En estas carpetas almacenaremos las imágenes que posteriormente alimentarán los generadores de Keras.

In [None]:


# Create a new directory
base_dir = 'base_dir'
os.mkdir(base_dir)


#[CREATE FOLDERS INSIDE THE BASE DIRECTORY]

# now we create 7 folders inside 'base_dir':

# train_dir
    # nv
    # mel
    # bkl
    # bcc
    # akiec
    # vasc
    # df

# val_dir
    # nv
    # mel
    # bkl
    # bcc
    # akiec
    # vasc
    # df

# create a path to 'base_dir' to which we will join the names of the new folders
# train_dir
train_dir = os.path.join(base_dir, 'train_dir')
os.mkdir(train_dir)

# val_dir
val_dir = os.path.join(base_dir, 'val_dir')
os.mkdir(val_dir)


# [CREATE FOLDERS INSIDE THE TRAIN, VALIDATION AND TEST FOLDERS]
# Inside each folder we create seperate folders for each class

# create new folders inside train_dir
nv = os.path.join(train_dir, 'nv')
os.mkdir(nv)
mel = os.path.join(train_dir, 'mel')
os.mkdir(mel)
bkl = os.path.join(train_dir, 'bkl')
os.mkdir(bkl)
bcc = os.path.join(train_dir, 'bcc')
os.mkdir(bcc)
akiec = os.path.join(train_dir, 'akiec')
os.mkdir(akiec)
vasc = os.path.join(train_dir, 'vasc')
os.mkdir(vasc)
df = os.path.join(train_dir, 'df')
os.mkdir(df)



# create new folders inside val_dir
nv = os.path.join(val_dir, 'nv')
os.mkdir(nv)
mel = os.path.join(val_dir, 'mel')
os.mkdir(mel)
bkl = os.path.join(val_dir, 'bkl')
os.mkdir(bkl)
bcc = os.path.join(val_dir, 'bcc')
os.mkdir(bcc)
akiec = os.path.join(val_dir, 'akiec')
os.mkdir(akiec)
vasc = os.path.join(val_dir, 'vasc')
os.mkdir(vasc)
df = os.path.join(val_dir, 'df')
os.mkdir(df)



### Crear conjuntos de entrenamiento y val

In [None]:
df_data = pd.read_csv('./data/HAM10000_metadata.csv')

df_data.head()

### Crear un conjunto de val estratificado

In [None]:
# this will tell us how many images are associated with each lesion_id
df = df_data.groupby('lesion_id').count()
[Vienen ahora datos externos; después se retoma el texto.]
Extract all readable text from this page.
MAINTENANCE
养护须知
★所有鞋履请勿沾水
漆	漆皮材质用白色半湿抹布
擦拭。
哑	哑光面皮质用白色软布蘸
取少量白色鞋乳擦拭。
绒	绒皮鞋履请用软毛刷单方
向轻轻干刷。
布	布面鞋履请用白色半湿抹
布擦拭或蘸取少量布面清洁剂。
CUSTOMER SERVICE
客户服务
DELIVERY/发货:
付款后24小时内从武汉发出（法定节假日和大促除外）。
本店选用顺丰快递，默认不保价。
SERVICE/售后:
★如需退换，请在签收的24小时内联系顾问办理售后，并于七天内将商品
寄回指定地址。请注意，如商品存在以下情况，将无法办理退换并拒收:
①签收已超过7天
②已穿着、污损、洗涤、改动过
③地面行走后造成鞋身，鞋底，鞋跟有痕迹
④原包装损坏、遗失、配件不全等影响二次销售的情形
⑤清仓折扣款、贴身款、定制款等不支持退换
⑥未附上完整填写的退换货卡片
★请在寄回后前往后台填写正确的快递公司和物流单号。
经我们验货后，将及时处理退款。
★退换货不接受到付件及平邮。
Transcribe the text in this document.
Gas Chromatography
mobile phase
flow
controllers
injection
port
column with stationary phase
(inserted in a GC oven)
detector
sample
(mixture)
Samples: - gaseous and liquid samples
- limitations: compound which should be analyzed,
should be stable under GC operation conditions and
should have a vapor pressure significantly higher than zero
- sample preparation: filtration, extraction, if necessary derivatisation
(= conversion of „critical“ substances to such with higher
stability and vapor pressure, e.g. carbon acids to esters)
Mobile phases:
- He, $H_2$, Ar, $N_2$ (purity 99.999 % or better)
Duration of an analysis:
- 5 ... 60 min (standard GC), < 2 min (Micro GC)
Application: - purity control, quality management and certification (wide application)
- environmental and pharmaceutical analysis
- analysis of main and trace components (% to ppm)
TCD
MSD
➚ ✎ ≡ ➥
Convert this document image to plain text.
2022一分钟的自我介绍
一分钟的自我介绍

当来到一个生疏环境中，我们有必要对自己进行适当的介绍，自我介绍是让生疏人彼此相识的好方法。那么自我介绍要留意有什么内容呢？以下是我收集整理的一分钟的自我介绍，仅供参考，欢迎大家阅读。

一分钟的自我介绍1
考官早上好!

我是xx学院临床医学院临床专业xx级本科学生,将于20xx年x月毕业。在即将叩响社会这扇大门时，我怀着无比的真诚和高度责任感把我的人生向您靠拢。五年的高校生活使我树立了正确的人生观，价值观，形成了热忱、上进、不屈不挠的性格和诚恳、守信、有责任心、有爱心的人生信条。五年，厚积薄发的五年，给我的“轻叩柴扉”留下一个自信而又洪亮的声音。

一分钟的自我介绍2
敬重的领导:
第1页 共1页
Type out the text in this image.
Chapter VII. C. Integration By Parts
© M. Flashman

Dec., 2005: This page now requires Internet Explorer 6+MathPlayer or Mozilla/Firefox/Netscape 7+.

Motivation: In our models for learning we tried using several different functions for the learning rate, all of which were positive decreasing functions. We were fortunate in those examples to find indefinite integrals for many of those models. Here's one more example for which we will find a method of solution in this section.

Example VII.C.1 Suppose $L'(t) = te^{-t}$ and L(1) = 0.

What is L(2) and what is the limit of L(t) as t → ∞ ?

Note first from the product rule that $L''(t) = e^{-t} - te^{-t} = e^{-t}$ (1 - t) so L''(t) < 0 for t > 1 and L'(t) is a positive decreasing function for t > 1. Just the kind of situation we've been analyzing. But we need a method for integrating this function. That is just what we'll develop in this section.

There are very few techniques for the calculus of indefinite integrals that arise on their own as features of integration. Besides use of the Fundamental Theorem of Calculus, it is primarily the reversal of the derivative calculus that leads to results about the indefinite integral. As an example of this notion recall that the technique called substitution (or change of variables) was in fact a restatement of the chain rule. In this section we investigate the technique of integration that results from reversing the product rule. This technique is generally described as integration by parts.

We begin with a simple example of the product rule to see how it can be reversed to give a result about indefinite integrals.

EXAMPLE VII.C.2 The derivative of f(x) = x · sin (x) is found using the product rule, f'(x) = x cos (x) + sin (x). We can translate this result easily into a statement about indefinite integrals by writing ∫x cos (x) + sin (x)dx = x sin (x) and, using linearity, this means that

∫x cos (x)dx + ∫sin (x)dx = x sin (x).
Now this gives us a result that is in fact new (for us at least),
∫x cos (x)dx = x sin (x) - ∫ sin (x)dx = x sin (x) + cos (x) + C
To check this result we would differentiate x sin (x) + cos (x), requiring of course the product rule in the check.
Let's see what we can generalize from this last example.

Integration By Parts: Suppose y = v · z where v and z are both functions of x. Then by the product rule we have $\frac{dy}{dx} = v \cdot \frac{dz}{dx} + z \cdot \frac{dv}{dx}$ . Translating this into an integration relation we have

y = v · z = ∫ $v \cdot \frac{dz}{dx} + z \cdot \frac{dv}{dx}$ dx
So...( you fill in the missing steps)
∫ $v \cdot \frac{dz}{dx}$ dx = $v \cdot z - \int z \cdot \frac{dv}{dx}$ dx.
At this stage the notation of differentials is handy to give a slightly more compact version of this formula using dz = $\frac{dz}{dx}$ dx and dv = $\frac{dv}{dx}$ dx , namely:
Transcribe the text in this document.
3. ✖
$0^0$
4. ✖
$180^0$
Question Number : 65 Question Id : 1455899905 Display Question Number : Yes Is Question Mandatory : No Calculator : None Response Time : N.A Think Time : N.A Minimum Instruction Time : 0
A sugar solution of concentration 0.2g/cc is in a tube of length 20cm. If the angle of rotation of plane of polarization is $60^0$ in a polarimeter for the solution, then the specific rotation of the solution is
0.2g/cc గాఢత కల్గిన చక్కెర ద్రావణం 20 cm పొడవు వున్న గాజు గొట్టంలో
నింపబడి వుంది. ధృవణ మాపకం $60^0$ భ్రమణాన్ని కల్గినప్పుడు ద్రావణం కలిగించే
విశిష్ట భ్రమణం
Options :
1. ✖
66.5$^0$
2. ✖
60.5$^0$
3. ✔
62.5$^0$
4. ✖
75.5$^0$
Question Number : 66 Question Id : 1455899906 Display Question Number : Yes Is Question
# now we filter out lesion_id's that have only one image associated with it
df = df[df['image_id'] == 1]

df.reset_index(inplace=True)

df.head()

In [None]:
# here we identify lesion_id's that have duplicate images and those that have only
# one image.

def identify_duplicates(x):

    unique_list = list(df['lesion_id'])

    if x in unique_list:
        return 'no_duplicates'
    else:
        return 'has_duplicates'

# create a new colum that is a copy of the lesion_id column
df_data['duplicates'] = df_data['lesion_id']
# apply the function to this new column
df_data['duplicates'] = df_data['duplicates'].apply(identify_duplicates)

df_data.head()

In [None]:
df_data['duplicates'].value_counts()

In [None]:
# now we filter out images that don't have duplicates
df = df_data[df_data['duplicates'] == 'no_duplicates']

df.shape

In [None]:
# now we create a val set using df because we are sure that none of these images
# have augmented duplicates in the train set
y = df['dx']

_, df_val = train_test_split(df, test_size=0.17, random_state=101, stratify=y)

df_val.shape

In [None]:
df_val['dx'].value_counts()

### Crear un conjunto de entrenamiento  que excluya las imágenes que están en el conjunto val

In [None]:
# This set will be df_data excluding all rows that are in the val set

# This function identifies if an image is part of the train
# or val set.
def identify_val_rows(x):
    # create a list of all the lesion_id's in the val set
    val_list = list(df_val['image_id'])

    if str(x) in val_list:
        return 'val'
    else:
        return 'train'

# identify train and val rows

# create a new colum that is a copy of the image_id column
df_data['train_or_val'] = df_data['image_id']
# apply the function to this new column
df_data['train_or_val'] = df_data['train_or_val'].apply(identify_val_rows)

# filter out train rows
df_train = df_data[df_data['train_or_val'] == 'train']


print(len(df_train))
print(len(df_val))

In [None]:
df_train['dx'].value_counts()

In [None]:
df_val['dx'].value_counts()

### Transferencia de las imágenes a las carpetas

In [None]:
# Set the image_id as the index in df_data
df_data.set_index('image_id', inplace=True)

In [None]:
# Get a list of images in each of the two folders
folder_1 = os.listdir('./data/HAM10000_images_part_1')
#folder_2 = os.listdir('../input/ham10000_images_part_2')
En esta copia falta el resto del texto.